X-Raying The German Tax Skim

    Hollywood’s most consistently profitable illusions are not the movies it makes but the movielike shams it puts together with its German “partners.” In 2003, German tax shelters, with the aid of German corporate shells and the happy cooperation of American studios, invested some $3 billion in the total fiction that they were owners, producers, and profit-sharers in Hollywood movies.

It works like this: A provision of German tax law allows investors in a German company to take an immediate tax deduction on their film investments, even if the film they’re investing in has not gone into production.
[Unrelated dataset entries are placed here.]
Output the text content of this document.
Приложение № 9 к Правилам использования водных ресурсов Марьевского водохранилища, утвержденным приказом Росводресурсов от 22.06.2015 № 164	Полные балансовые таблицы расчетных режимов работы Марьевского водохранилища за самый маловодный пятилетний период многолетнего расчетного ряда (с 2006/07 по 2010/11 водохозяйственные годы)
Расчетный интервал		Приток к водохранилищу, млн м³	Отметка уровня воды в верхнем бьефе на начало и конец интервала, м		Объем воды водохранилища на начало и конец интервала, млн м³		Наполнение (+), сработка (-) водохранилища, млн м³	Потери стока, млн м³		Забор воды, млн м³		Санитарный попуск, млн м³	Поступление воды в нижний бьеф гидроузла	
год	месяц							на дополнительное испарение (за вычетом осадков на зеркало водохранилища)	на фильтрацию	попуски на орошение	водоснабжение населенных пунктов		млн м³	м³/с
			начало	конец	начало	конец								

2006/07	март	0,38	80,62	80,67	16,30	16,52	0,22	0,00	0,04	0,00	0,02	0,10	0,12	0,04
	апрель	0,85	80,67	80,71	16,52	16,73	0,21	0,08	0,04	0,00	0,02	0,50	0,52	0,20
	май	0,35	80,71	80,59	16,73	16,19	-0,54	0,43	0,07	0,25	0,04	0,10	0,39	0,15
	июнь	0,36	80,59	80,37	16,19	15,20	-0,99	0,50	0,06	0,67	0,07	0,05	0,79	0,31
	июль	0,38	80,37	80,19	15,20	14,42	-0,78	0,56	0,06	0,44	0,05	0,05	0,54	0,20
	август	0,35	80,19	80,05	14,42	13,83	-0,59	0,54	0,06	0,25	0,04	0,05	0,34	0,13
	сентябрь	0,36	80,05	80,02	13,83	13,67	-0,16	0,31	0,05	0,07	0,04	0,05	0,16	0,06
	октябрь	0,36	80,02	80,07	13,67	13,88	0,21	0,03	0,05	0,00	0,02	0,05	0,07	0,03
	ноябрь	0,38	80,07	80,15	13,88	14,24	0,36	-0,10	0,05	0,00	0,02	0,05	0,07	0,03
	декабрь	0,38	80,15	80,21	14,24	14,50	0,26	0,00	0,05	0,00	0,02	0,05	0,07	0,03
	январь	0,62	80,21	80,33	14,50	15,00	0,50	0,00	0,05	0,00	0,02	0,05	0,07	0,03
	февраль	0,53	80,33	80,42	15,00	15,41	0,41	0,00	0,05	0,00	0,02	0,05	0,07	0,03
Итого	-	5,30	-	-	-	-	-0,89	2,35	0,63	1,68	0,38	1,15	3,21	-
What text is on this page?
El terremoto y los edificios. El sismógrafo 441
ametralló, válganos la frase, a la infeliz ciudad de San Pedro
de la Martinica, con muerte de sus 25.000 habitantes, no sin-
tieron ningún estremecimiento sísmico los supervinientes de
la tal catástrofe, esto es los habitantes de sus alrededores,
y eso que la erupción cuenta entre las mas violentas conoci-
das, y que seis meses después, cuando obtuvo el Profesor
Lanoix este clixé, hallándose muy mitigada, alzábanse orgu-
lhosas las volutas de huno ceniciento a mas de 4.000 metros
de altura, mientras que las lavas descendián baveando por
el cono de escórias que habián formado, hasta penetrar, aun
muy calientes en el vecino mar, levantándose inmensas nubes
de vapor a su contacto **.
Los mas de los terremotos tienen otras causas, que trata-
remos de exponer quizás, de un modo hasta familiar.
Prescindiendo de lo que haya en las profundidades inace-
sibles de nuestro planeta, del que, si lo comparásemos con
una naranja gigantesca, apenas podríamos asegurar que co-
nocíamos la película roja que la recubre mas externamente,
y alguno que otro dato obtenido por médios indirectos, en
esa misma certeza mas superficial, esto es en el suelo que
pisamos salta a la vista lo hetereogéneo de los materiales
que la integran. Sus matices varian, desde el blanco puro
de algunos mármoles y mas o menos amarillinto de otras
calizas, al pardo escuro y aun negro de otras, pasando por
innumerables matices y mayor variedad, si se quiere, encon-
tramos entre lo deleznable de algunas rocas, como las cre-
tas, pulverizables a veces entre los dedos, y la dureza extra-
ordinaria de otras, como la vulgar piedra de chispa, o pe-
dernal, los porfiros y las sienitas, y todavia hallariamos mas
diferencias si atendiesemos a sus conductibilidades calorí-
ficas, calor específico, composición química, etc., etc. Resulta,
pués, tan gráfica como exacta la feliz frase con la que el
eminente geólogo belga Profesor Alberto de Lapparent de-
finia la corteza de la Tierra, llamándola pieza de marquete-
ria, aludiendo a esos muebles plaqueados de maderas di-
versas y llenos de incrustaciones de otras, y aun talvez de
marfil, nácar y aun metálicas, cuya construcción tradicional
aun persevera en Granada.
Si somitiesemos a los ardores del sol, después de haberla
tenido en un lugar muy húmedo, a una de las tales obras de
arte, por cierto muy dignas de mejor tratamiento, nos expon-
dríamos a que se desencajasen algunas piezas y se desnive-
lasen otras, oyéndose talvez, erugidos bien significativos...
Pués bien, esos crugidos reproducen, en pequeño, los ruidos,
In practice, this means that Germans in high tax brackets can borrow a large sum for their “investment” and defer their entire tax bill to a more convenient time.

The American studios, for their part, net between 8 and 12 percent from these tax-shelter deals--a sum that amounts to several hundred million dollars each year. Since the movie studios do not give up any actual rights or control over their movies, it is "money for nothing," as one Paramount executive explained, adding that his studio made between $70 and $90 million from these tax shelters in 2003 (more than it made on all its movie releases combined.
The beauty of the German tax code, as far as Hollywood is concerned, is that unlike tax laws in other countries, it does not require films to be shot locally or to employ local actors or personnel. It simply requires that the film be produced by a German company that owns its copyright and shares in its future profits. These requirements have proved child’s play for the savvy legal minds of Hollywood. First, a German tax-shelter fund invests in a German corporate shell. The shell, in turn, buys the copyright for a movie and the right to produce it. Simultaneously, the shell leases the copyright back to the studio and enters into a Production Service Agreement and a Distribution Service Agreement to authorize the studio to produce and distribute the movie. Next, completing the fiction, the studio pays the corporate shell a “minimum advance” in lieu of any actual participation in the movie’s earnings or ancillary rights. In the eyes of German tax authorities, this satisfies the requirement that the German corporation enjoy a share of profits. Finally, at some point, the studio exercises its option to buy back the copyright--and, presto, the German connection with the film, which only ever existed on paper, is nullified. And, of course, since the German corporation paid more for the initial copyright than it ever makes back for it, the studio is guaranteed a profit.

Consider the case of The Lord of the Rings: The Return of the King. A Munich-based tax-shelter fund, Hannover Leasing, had a corporate shell pay $150 million to New Line Cinemas for the movie’s copyright, which it simultaneously leased back to a New Line affiliate. It also entered into agreements for New Line to produce and distribute the movie. At the end of filming, New Line Cinemas paid the German company the agreed-upon minimum advance (which approximately equaled the interest on the initial investment) to honor the pretense that the Germans had participated in the profits. For engaging in these strictly paper transactions, New Line “earned” $16 million, a tidy “money-for-nothing” sum.

The studios have good reason not to talk about the skim they take from German tax shelters. If anyone were to look behind the curtain and see that the wizard is really just a bunch of American studios taking money from German tax shelters, the German treasury, which is the only real loser in this game, might well change the rules and take back the very real German money that makes the American illusion possible.